Game of Thrones has been keeping season 8’s episode titles super-secret — so what can they tell us about what to expect? Let’s look at “The Long Night.”
Everyone’s probably aware by now that HBO’s sitting on all of the titles for the final episodes of Game of Thrones. We don’t find out what these installments are actually called until the conclusion of each episode’s East Coast broadcast, ostensibly because the network doesn’t want anything spoiling the surprises involved in the series’ ending.
Even simple things like titles.
Not that any of the episodes so far have been called anything out of the ordinary – or, frankly, anything viewers couldn’t have guessed on their own.
The names of the first two season 8 installments, “Winterfell” and “A Knight of the Seven Kingdoms,” are basically the definition of straightforward. And Season 8’s third installment is similarly basic: “The Long Night”.
Not that the episode name isn’t poetic on multiple levels or anything, but seriously – duh? Of course that’s what it’s called!
We’ve known for months that the epic Battle for Winterfell would likely take place in season 8’s third episode, and even if that weren’t the case, the ending of last week’s installment left little doubt what would happen.

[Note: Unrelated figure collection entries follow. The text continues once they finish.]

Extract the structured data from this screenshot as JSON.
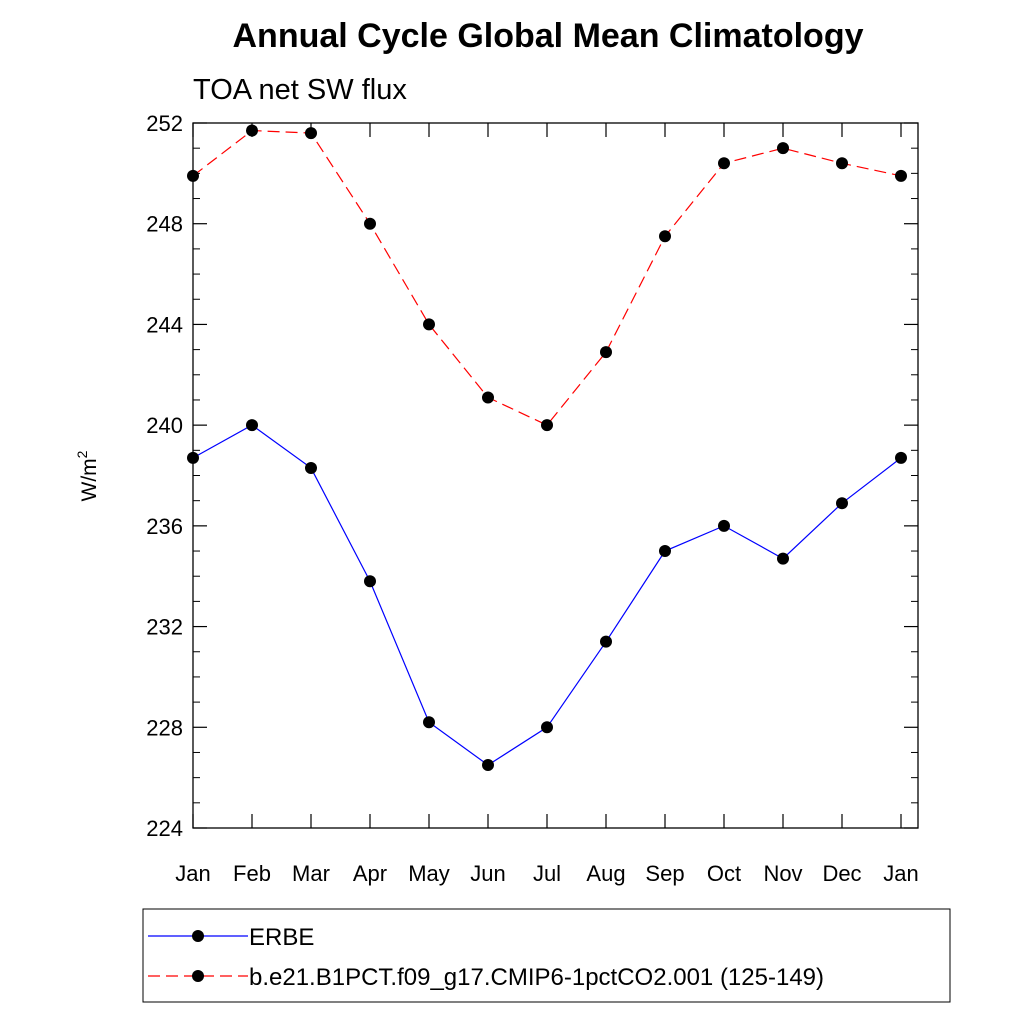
{
  "chart_data": {
    "type": "line",
    "title": "Annual Cycle Global Mean Climatology",
    "subtitle": "TOA net SW flux",
    "xlabel": "",
    "ylabel": "W/m",
    "ylabel_superscript": "2",
    "categories": [
      "Jan",
      "Feb",
      "Mar",
      "Apr",
      "May",
      "Jun",
      "Jul",
      "Aug",
      "Sep",
      "Oct",
      "Nov",
      "Dec",
      "Jan"
    ],
    "ylim": [
      224,
      252
    ],
    "yticks": [
      224,
      228,
      232,
      236,
      240,
      244,
      248,
      252
    ],
    "ytick_labels": [
      "224",
      "228",
      "232",
      "236",
      "240",
      "244",
      "248",
      "252"
    ],
    "grid": false,
    "legend_position": "bottom",
    "series": [
      {
        "name": "ERBE",
        "color": "#0000ff",
        "line_style": "solid",
        "marker": "filled-circle",
        "values": [
          238.7,
          240.0,
          238.3,
          233.8,
          228.2,
          226.5,
          228.0,
          231.4,
          235.0,
          236.0,
          234.7,
          236.9,
          238.7
        ]
      },
      {
        "name": "b.e21.B1PCT.f09_g17.CMIP6-1pctCO2.001 (125-149)",
        "color": "#ff0000",
        "line_style": "dashed",
        "marker": "filled-circle",
        "values": [
          249.9,
          251.7,
          251.6,
          248.0,
          244.0,
          241.1,
          240.0,
          242.9,
          247.5,
          250.4,
          251.0,
          250.4,
          249.9
        ]
      }
    ]
  }
}
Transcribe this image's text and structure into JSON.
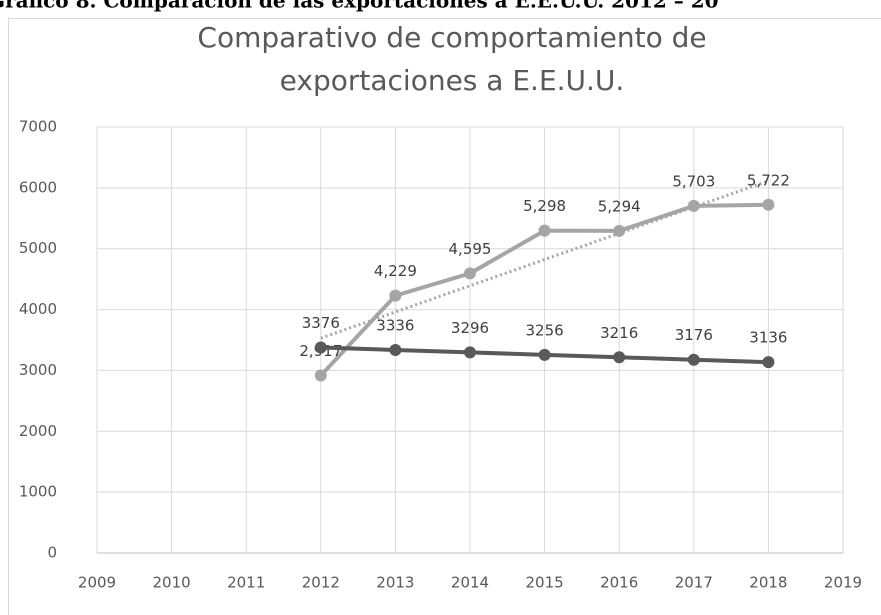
{
  "caption": "Gráfico 8. Comparación de las exportaciones a E.E.U.U. 2012 – 20",
  "chart_data": {
    "type": "line",
    "title": [
      "Comparativo de comportamiento de",
      "exportaciones a E.E.U.U."
    ],
    "x": [
      2012,
      2013,
      2014,
      2015,
      2016,
      2017,
      2018
    ],
    "series": [
      {
        "color": "#a5a5a5",
        "values": [
          2917,
          4229,
          4595,
          5298,
          5294,
          5703,
          5722
        ],
        "value_labels": [
          "2,917",
          "4,229",
          "4,595",
          "5,298",
          "5,294",
          "5,703",
          "5,722"
        ],
        "trendline": true
      },
      {
        "color": "#595959",
        "values": [
          3376,
          3336,
          3296,
          3256,
          3216,
          3176,
          3136
        ]
      }
    ],
    "xlim": [
      2009,
      2019
    ],
    "xticks": [
      2009,
      2010,
      2011,
      2012,
      2013,
      2014,
      2015,
      2016,
      2017,
      2018,
      2019
    ],
    "ylim": [
      0,
      7000
    ],
    "yticks": [
      0,
      1000,
      2000,
      3000,
      4000,
      5000,
      6000,
      7000
    ],
    "grid": true
  }
}
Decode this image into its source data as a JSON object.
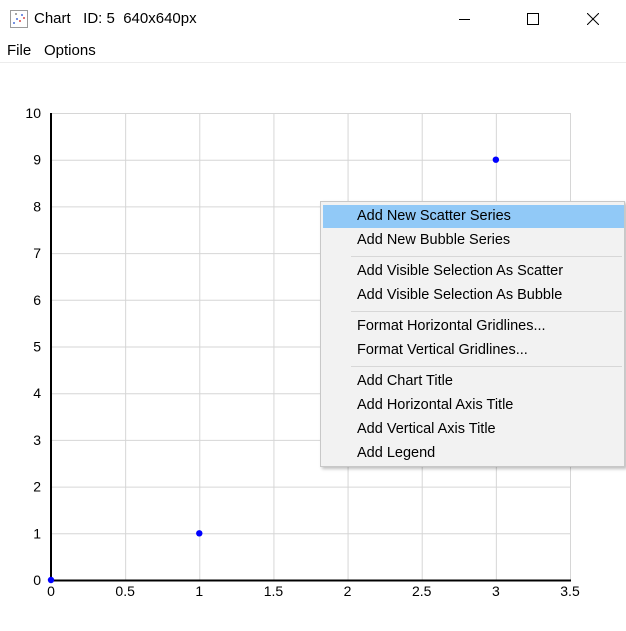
{
  "window": {
    "title": "Chart   ID: 5  640x640px"
  },
  "icons": {
    "app": "scatter-chart-icon",
    "minimize": "minimize-icon",
    "maximize": "maximize-icon",
    "close": "close-icon"
  },
  "menubar": {
    "items": [
      "File",
      "Options"
    ]
  },
  "context_menu": {
    "groups": [
      [
        "Add New Scatter Series",
        "Add New Bubble Series"
      ],
      [
        "Add Visible Selection As Scatter",
        "Add Visible Selection As Bubble"
      ],
      [
        "Format Horizontal Gridlines...",
        "Format Vertical Gridlines..."
      ],
      [
        "Add Chart Title",
        "Add Horizontal Axis Title",
        "Add Vertical Axis Title",
        "Add Legend"
      ]
    ],
    "highlighted": "Add New Scatter Series",
    "highlight_color": "#91c9f7"
  },
  "chart_data": {
    "type": "scatter",
    "x": [
      0,
      1,
      3
    ],
    "y": [
      0,
      1,
      9
    ],
    "xlim": [
      0,
      3.5
    ],
    "ylim": [
      0,
      10
    ],
    "xticks": [
      "0",
      "0.5",
      "1",
      "1.5",
      "2",
      "2.5",
      "3",
      "3.5"
    ],
    "yticks": [
      "0",
      "1",
      "2",
      "3",
      "4",
      "5",
      "6",
      "7",
      "8",
      "9",
      "10"
    ],
    "grid": true,
    "marker_color": "#0000ff",
    "title": "",
    "xlabel": "",
    "ylabel": ""
  }
}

The titular long night can, of course, refer simply to the battle itself, which rages until dawn is breaking on the horizon. It is, in the strictest sense, literally a long night.
However, there is a certain gorgeous symmetry to the title as well. In Game of Thrones lore, characters often refer to “The Long Night,” a winter which occurred thousands of years before the Targaryen conquest that united six of Westeros’ seven kingdoms. This epic winter lasted for a generation and killed many people through starvation and cold.
This event is also when the White Walkers first came to Westeros from the extreme north, in the Land of Always Winter. Then, as now, they apparently were seeking to destroy all human life, and failed. That they should do so again in a Game of Thrones episode named after that original event feels pretty right and definitely like it was on purpose.
There’s a lovely feeling of coming full circle with the Night King and his followers meeting their end in an episode named after the White Walkers’ first failed attempted to take over. (As well as in the idea that it’s Arya Stark who ultimately ends him.)
Using the title “The Long Night” in this instance also implies that a change is coming to Westeros. This seems fairly obvious, given how many of the country’s great Houses are at war with one another, and have been since this series began. But the thing is, when the original Long Night ended, following a struggle known as the War for the Dawn, lots of things changed.
The Wall was constructed to protect humanity as a whole. The Night’s Watch was founded to man it. And humans understood that there were risks bigger than their own petty squabbles in the world.
Perhaps that’s the sort of ending that Game of Thrones is heading toward as well?
We can only hope.
Game of Thrones airs Sundays at 9 p.m. ET on HBO.